Ana MENGOTTI
LAS VOCES DE HIROSHIMA

El drama que unió al vasco Arrupe y a García Márquez

El testimonio del jesuita vasco Pedro Arrupe, que definió Hiroshima como «un suceso por encima de la historia», aún sobrecoge el ánimo de quien lo lee siete décadas después, ya sea relatado en primera persona o mediante la pluma de un entonces joven periodista colombiano llamado Gabriel García Márquez.

«Apenas pararon de caer las tejas, pedazos de vidrio y vigas, cesó el fragor, me levanté del suelo y vi frente a mi el reloj colgado aún de la pared pero parado: parecía como si el péndulo se hubiera quedado clavado. Eran las 8.10. Aquel reloj silencioso e inmóvil ha sido para mi un símbolo», escribió el padre Arrupe, nacido en Bilbo en 1907 y muerto en Roma en 1991, sobre el instante del 6 de agosto de 1945 en el que todo cambió.

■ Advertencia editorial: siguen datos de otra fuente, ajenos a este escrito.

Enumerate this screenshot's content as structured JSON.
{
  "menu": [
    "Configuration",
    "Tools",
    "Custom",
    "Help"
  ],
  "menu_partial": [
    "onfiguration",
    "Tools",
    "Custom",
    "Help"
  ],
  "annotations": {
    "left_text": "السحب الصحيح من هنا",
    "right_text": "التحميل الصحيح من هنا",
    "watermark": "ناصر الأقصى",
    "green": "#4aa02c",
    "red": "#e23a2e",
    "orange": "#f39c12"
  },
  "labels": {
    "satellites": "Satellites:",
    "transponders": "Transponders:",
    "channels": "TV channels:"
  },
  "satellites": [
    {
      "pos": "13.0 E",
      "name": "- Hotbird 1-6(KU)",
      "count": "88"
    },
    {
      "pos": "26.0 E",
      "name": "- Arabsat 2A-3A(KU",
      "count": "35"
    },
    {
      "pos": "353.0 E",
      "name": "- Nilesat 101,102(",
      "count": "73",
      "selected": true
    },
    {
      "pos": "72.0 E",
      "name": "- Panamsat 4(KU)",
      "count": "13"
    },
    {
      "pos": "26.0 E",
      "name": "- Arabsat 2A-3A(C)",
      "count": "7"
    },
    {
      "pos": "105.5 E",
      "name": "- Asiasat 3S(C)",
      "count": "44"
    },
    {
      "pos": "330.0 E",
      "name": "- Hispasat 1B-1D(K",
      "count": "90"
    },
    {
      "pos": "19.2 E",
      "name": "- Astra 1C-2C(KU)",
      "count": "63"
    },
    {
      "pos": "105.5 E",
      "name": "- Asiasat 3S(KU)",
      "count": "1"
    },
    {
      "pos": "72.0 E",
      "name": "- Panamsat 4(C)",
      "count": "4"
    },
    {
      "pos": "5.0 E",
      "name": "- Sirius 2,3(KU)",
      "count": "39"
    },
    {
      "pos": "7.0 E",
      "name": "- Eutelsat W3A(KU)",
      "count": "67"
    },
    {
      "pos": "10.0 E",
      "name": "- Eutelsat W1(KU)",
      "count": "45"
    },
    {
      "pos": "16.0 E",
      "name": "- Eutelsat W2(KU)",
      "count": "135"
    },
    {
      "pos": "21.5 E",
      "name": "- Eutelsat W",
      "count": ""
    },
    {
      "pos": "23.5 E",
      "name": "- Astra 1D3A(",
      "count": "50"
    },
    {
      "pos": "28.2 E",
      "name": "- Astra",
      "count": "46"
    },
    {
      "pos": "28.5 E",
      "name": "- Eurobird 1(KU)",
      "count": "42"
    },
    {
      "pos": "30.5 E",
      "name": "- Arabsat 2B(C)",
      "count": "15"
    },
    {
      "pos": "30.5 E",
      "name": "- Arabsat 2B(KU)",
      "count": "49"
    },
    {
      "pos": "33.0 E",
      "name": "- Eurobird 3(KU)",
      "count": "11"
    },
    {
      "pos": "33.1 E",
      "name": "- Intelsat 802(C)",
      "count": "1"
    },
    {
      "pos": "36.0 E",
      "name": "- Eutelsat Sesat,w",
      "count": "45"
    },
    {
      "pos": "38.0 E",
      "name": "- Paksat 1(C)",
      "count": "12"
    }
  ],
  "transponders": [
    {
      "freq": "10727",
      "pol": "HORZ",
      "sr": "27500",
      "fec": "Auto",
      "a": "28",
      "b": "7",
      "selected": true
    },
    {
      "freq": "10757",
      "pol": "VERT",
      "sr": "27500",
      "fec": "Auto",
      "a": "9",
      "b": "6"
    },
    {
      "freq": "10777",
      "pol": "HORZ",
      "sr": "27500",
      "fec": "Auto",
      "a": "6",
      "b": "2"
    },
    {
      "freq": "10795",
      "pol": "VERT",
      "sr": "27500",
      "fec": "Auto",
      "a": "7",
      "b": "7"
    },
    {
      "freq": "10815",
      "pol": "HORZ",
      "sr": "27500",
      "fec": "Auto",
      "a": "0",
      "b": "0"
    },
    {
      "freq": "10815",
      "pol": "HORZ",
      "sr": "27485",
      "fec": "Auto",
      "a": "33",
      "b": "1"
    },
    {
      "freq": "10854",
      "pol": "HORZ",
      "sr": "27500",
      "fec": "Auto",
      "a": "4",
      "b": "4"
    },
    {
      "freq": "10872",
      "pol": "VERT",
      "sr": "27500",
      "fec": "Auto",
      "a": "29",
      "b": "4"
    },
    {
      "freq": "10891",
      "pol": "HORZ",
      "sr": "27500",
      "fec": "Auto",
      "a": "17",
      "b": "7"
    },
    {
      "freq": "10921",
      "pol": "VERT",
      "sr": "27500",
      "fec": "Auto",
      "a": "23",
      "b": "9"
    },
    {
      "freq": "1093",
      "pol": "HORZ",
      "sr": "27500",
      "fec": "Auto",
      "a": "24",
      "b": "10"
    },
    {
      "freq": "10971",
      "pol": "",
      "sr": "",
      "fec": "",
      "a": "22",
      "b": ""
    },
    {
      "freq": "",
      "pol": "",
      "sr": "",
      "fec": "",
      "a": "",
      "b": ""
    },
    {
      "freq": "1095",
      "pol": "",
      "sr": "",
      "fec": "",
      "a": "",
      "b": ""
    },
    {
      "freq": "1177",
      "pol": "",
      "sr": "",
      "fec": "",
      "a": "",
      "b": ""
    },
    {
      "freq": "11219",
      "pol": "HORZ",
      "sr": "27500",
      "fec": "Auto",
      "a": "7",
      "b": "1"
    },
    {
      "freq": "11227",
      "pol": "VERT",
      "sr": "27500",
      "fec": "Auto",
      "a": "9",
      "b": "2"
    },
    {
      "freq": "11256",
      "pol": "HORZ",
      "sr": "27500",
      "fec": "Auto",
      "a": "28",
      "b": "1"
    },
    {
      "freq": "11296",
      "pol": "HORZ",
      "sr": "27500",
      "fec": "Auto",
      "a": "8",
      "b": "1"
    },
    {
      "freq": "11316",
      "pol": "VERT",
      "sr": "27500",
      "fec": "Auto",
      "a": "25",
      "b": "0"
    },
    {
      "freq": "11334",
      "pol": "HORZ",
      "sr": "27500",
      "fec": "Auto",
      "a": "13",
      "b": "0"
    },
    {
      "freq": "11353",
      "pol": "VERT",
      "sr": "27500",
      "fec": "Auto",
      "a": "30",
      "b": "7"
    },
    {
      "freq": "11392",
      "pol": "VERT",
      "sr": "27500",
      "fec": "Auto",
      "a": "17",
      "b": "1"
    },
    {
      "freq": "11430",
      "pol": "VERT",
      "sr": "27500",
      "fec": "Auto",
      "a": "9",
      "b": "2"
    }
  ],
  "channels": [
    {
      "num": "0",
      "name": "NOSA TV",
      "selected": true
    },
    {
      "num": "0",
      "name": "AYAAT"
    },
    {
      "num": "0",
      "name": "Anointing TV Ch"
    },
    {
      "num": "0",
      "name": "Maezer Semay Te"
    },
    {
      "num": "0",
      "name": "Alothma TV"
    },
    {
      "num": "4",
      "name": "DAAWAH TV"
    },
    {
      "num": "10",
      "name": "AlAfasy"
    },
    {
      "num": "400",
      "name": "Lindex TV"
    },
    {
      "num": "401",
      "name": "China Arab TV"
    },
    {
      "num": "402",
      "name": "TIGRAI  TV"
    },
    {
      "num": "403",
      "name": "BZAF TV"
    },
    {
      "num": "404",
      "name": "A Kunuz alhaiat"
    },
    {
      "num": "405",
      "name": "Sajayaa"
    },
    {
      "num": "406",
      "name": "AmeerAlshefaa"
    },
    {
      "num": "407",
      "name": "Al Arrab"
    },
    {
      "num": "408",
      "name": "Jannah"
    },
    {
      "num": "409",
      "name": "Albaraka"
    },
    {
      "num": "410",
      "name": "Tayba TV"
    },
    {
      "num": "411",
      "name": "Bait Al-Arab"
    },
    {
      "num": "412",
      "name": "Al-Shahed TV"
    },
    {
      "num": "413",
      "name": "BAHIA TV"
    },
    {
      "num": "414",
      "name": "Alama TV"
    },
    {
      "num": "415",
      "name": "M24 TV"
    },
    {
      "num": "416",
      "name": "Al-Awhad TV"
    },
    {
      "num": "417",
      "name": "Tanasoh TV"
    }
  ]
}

«La explosión de la primera bomba atómica puede considerarse un suceso por encima de la Historia. No es un recuerdo, es una experiencia perpetua que no cesa con el tictac del reloj (...) Hiroshima no tiene relación con el tiempo: pertenece a la eternidad», afirma Arrupe en su libro "Yo viví la bomba atómica". Fue editado el año de su muerte y narra cómo vivió aquella explosión y sus consecuencias, cuando decía misa en la ciudad de Hiroshima.

El libro autobiográfico del que en 1965 llegaría a ser el prepósito general de la Compañía de Jesús vio la luz mucho tiempo después de que en 1955 concediera una entrevista a un periodista del diario ‘‘El Espectador’’ durante una visita a Bogotá. Se llamaba Gabriel García Márquez, tenía 22 años y 27 años después quedaría consagrado como uno de los mejores escritores del mundo al recibir el Nobel de Literatura.

‘‘En Hiroshima, a un millón de grados’’, la crónica que García Márquez (1927-2014) escribió a partir de su entrevista con Arrupe, se nota tanto el impacto que le causó el testimonio del sacerdote como su facilidad para contar.

Arrupe le contó que Hiroshima, una ciudad de 400.000 habitantes, no había sufrido hasta entonces un solo bombardeo, pero la población era disciplinada y acudía a los refugios antiaéreos si las sirenas sonaban, como ocurrió aquel 6 de agosto de 1945. La ciudad volvió a la normalidad cuando se anunció que había pasado el peligro y Arrupe, que se encontraba en el noviciado, a unos seis kilómetros del centro, de pronto vio «un resplandor como el de la bombilla de un fotógrafo», según le dijo a «Gabo».

El jesuita le habló de un humo blanco y espeso que durante diez minutos ocultó a la vista «el gigantesco e incontenible incendio que devoraba la ciudad», en palabras de García Márquez. Arrupe y los otros sacerdotes y novicios se subieron a sus bicicletas inmediatamente para acudir en auxilio de las víctimas y encontraron una situación que no pudieron describir con palabras.

«Antes del medio día comenzaron a desarrollarse fantásticos fenómenos atmosféricos», escribe un veinteañero García Márquez, antes de describir con precisión y belleza el aguacero que extinguió las llamas y el huracán que hizo volar por los aires todo lo que había sido destruido o quedado sin vida.

Arrupe supo que no se trataba de un incendio corriente cuando vio a tres mujeres jóvenes, abrazadas, que con el cuerpo en carne viva surgieron de los escombros. Pero no solo se recreó en el horror, también habló con García Márquez de la ausencia de pánico y de la sorprendentemente rápida «recuperación moral» de la ciudad.